La guerre a eu des impacts négatifs pour les artistes qui, compte tenu de l’état d’urgence, n’arrivent plus à gagner leur pain quotidien. Des familles ou de simples unions continuent à broyer du noir. Et le plus souvent ce sont les relations les plus intimes qui en pâtissent.
Aux dires du chef de département Musique du conservatoire des arts/Métiers/multimédia Balla Fasséké Kouyaté, Souleymane Dembélé, présentement, les artistes n’arrivent plus à avoir de l’argent. Leur gain étant lié aux concerts, sumu et autres animations culturelles. L’état d’urgence qui a entrainé l’arrêt immédiat de toutes les manifestations, a mis un frein à tout ceci. Chose qui a entrainé du coup des conflits dans plusieurs foyers suite à l’incapacité du chef de famille à faire face aux dépenses et charges quotidiennes. « Nombreux sont les artistes qui viennent se plaindre devant moi tous les jours réclamant à cor et à cri la levée de l’état d’urgence » a déclaré M.Dembélé.

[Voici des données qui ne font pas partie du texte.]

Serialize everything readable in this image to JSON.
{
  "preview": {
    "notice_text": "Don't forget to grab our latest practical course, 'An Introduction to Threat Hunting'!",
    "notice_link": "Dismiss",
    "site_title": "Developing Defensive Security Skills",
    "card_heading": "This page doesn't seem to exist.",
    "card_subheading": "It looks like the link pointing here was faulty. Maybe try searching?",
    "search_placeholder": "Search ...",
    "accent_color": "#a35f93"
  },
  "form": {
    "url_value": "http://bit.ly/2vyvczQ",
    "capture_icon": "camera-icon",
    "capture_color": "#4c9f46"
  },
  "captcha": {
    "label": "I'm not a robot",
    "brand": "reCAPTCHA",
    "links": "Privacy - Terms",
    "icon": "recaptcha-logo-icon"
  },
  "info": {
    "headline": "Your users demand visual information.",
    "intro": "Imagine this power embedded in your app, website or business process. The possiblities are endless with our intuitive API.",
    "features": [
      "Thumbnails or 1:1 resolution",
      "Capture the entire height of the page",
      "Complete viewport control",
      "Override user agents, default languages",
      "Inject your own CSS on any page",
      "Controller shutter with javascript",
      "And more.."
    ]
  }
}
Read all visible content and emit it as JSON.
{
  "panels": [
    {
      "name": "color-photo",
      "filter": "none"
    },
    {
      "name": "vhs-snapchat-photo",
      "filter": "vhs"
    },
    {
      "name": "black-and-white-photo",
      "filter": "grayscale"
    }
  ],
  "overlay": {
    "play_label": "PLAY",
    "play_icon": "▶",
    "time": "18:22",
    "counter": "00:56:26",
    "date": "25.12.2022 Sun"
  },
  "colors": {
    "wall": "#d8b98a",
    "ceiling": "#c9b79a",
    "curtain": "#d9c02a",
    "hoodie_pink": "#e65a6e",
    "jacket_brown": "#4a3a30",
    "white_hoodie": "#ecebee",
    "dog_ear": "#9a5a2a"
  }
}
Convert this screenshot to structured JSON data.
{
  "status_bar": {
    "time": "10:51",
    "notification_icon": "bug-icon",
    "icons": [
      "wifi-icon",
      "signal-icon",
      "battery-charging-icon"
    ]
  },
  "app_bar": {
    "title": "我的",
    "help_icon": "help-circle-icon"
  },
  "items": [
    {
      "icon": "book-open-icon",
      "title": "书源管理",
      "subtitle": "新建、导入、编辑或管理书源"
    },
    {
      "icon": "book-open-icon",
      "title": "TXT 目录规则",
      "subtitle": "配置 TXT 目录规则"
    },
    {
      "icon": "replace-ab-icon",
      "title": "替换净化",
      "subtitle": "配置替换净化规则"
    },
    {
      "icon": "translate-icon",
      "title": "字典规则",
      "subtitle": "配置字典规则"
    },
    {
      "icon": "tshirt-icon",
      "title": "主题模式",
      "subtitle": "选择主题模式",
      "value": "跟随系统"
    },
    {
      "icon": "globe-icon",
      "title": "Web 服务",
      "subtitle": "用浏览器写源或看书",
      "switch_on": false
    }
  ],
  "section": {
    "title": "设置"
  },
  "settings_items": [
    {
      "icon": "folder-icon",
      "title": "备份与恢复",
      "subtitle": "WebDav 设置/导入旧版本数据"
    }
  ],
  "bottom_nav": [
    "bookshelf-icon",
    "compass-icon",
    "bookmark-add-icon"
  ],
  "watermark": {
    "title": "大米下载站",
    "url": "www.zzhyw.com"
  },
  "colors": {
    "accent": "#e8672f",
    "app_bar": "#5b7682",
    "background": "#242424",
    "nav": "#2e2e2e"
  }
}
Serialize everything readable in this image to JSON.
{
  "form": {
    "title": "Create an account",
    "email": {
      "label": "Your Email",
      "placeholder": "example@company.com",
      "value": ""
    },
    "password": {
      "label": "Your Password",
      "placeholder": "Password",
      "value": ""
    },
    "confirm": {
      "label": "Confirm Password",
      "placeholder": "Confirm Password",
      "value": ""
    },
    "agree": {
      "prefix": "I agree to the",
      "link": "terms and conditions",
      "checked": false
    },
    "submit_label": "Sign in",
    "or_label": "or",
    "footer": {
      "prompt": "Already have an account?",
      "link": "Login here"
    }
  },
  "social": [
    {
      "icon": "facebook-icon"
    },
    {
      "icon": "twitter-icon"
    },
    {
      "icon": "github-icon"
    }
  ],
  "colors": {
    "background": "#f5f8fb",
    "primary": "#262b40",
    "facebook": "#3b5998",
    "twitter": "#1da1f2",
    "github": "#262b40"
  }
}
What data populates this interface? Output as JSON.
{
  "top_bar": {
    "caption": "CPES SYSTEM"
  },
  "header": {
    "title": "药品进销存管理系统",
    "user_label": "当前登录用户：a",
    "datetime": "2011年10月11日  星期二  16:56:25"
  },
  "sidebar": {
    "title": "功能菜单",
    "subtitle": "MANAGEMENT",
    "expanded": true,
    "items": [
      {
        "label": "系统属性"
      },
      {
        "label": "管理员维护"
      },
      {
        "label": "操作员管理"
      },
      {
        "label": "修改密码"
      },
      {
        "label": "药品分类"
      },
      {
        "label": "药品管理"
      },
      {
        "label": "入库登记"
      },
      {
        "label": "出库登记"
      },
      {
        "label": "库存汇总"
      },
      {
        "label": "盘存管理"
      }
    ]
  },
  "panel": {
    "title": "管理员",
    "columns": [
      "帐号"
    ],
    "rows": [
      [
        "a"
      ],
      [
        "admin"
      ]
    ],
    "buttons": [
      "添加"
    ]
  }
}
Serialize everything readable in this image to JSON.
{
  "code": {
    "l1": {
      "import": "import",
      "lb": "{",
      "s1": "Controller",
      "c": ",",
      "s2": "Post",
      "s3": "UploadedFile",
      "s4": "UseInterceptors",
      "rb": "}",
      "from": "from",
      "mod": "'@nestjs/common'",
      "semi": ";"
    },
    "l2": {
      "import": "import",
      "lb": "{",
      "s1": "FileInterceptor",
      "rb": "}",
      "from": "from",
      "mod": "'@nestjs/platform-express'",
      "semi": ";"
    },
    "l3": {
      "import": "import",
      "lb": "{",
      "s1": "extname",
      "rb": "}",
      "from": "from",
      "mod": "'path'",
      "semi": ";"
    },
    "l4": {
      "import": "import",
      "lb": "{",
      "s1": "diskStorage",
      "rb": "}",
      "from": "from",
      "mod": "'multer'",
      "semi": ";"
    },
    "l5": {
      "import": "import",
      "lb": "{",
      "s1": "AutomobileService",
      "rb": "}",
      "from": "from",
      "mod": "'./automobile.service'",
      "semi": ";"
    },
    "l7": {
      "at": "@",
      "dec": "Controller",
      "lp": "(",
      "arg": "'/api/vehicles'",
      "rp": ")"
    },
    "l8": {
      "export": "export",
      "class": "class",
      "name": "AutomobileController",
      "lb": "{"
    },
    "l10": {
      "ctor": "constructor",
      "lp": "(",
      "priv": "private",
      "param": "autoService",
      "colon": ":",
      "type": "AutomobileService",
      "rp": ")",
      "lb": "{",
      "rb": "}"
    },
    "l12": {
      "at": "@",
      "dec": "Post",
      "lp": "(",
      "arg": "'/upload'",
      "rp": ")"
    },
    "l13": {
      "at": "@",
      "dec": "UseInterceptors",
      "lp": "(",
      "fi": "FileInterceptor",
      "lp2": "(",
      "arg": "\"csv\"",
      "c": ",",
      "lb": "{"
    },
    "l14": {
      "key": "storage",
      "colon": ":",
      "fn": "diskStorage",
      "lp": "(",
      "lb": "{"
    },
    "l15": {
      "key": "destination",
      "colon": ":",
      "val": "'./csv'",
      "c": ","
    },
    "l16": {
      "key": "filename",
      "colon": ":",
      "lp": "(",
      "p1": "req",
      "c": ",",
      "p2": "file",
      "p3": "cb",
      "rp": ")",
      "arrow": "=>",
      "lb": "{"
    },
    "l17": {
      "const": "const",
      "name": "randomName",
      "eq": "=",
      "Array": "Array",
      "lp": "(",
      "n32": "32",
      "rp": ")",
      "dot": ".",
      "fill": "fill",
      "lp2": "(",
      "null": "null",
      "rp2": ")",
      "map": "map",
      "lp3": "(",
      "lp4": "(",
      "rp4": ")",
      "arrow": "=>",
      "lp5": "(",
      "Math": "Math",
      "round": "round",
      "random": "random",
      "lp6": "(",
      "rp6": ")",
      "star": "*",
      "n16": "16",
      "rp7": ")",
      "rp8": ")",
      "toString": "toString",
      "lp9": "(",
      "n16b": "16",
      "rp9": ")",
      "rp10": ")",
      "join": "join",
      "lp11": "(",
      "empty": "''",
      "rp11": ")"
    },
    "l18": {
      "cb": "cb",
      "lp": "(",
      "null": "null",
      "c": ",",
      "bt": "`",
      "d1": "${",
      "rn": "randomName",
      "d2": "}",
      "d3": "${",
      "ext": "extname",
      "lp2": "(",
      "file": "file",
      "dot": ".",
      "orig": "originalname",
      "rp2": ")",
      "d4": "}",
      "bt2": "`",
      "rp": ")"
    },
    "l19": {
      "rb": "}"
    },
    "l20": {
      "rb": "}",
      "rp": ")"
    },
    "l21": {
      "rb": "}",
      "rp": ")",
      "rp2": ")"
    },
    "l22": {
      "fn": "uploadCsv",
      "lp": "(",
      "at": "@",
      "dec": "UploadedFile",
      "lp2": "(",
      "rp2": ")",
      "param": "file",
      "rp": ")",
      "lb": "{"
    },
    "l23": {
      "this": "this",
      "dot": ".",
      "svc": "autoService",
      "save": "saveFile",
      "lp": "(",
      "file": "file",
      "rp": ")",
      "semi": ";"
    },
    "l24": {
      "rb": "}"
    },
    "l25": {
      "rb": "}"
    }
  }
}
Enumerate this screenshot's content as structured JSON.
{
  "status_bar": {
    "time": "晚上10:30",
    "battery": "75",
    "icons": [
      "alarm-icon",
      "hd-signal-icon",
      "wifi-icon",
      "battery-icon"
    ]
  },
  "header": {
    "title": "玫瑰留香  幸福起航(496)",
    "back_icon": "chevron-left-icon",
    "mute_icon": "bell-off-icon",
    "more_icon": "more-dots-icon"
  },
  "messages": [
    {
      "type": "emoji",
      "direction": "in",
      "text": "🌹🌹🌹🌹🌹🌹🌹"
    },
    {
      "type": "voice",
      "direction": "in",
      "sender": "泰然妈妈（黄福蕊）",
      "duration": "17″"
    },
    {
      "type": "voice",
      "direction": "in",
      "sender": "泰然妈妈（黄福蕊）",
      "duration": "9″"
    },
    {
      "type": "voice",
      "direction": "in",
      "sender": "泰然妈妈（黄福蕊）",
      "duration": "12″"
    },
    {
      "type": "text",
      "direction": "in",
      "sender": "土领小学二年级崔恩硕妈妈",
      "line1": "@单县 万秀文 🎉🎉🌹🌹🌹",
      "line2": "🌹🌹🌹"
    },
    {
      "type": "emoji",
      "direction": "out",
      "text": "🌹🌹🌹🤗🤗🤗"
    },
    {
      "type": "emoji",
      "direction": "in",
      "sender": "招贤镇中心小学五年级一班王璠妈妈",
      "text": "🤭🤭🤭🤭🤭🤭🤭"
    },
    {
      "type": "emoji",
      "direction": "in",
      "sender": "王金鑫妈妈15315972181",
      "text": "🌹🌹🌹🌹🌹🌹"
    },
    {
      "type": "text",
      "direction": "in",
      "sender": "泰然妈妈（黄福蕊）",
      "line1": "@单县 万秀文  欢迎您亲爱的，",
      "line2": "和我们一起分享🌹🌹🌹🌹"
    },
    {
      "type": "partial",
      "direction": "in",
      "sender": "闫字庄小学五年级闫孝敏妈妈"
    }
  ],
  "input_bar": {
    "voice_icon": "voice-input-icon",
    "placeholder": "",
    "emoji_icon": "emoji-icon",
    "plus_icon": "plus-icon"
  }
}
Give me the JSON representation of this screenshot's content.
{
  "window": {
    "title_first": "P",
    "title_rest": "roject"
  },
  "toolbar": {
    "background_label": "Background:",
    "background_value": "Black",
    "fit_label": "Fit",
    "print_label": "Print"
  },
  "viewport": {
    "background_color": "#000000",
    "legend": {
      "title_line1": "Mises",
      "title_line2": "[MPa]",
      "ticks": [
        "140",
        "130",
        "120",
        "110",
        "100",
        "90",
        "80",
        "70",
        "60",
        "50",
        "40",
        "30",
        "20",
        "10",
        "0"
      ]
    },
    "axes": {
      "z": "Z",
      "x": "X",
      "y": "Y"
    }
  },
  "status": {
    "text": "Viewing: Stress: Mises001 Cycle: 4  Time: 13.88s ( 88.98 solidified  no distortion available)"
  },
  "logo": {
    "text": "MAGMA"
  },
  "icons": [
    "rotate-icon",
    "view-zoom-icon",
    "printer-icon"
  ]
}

» Les artistes musiciens n’arrivent à vivre que grâce à leur prestation. Avec l’arrêt de tout ceci, c’est comme si on leur avait dit de fermer leur magasin » a-t-il ajouté. Pour qui le sait, outre les chanteurs, la musique nourrit beaucoup de personnes notamment ceux qui travaillent dans les studios de production musicale, les producteurs, les joueurs d’instruments de musique sans compter ceux qui louent les baffles pour les diverses manifestations. Les autorités en interdisant tous les spectacles, ont amputé le revenu de tous ces gens.
Etait-il nécessaire d’interdire la prestation des artistes étant donné qu’elle n’a pas de caractère politique. Et pourquoi ne pas interdire aussi les matchs de football s’interroge notre interlocuteur ?
Pour Bacary Diabaté, artiste griot, étudiant au CAAM, les impacts que la guerre a eu sur les artistes ne sont pas mesurables. Outre l’aspect financier, l’arrêt des spectacles a beaucoup joué sur le niveau de perfectionnement des artistes musiciens. A le croire, tant qu’on ne joue pas, on perd les doigtés, c’est-à-dire l’habitude. « Pour ce qui est du côté financier, nous n’arrivons plus à subvenir à nos besoins. Nous ne faisons plus de sumu lors des cérémonies de mariage encore moins de concert. Or nous ne sommes pas salariés. Comment avoir alors de l’argent » martèle le chanteur griot.
Malgré cet état de fait, les artistes, pour leur apport dans la reconstruction de l’Etat, louent la bravoure de nos soldats et appellent les uns et les autres à se pardonner mutuellement, continuent à produire des clips sur la paix. Cela à leurs propres frais. Selon Kamissa Diabaté, étudiante en musique au CAMM, membre du groupe « chorale du cinquantenaire », la réalisation de leur clip sur la paix leur a coûté au total 100.000 F CFA, voire plus. « Le groupe est composé de10 personnes dont un jeune homme, nous avons cotisé chacun12.500 F CFA pour payer le studio, faire le clip et payer les uniformes qu’on a portée pour réaliser le clip » a déclaré l’étudiante en musique.
Toutefois, selon Idrissa Traoré, professeur de musique au CAMM, l’état d’urgence a eu également un effet positif dans la mesure où elle a favorisé la création musicale chez les artistes musiciens qui sont de plus en plus inspirés à improviser des morceaux sur la paix, sur le sens de l’humanisme, le pardon du prochain, et d’autres thèmes. « Ce temps a permis aux artistes de jeter un regard rétrospectif sur le passé pour y puiser des thèmes susceptibles d’influer sur le comportement des citoyens » fait-il remarquer. Aucun genre musical n’a voulu rester en marge de cette fièvre patriotique qui s’est emparée des artistes. Que ce soit des chanteurs de zikire (les morceaux sur la paix de Racine Sall et de Souleymane Diarra alias Solo,…), les paroliers (Backi Diabaté,…), tous restent mobilisés pour cette cause nationale.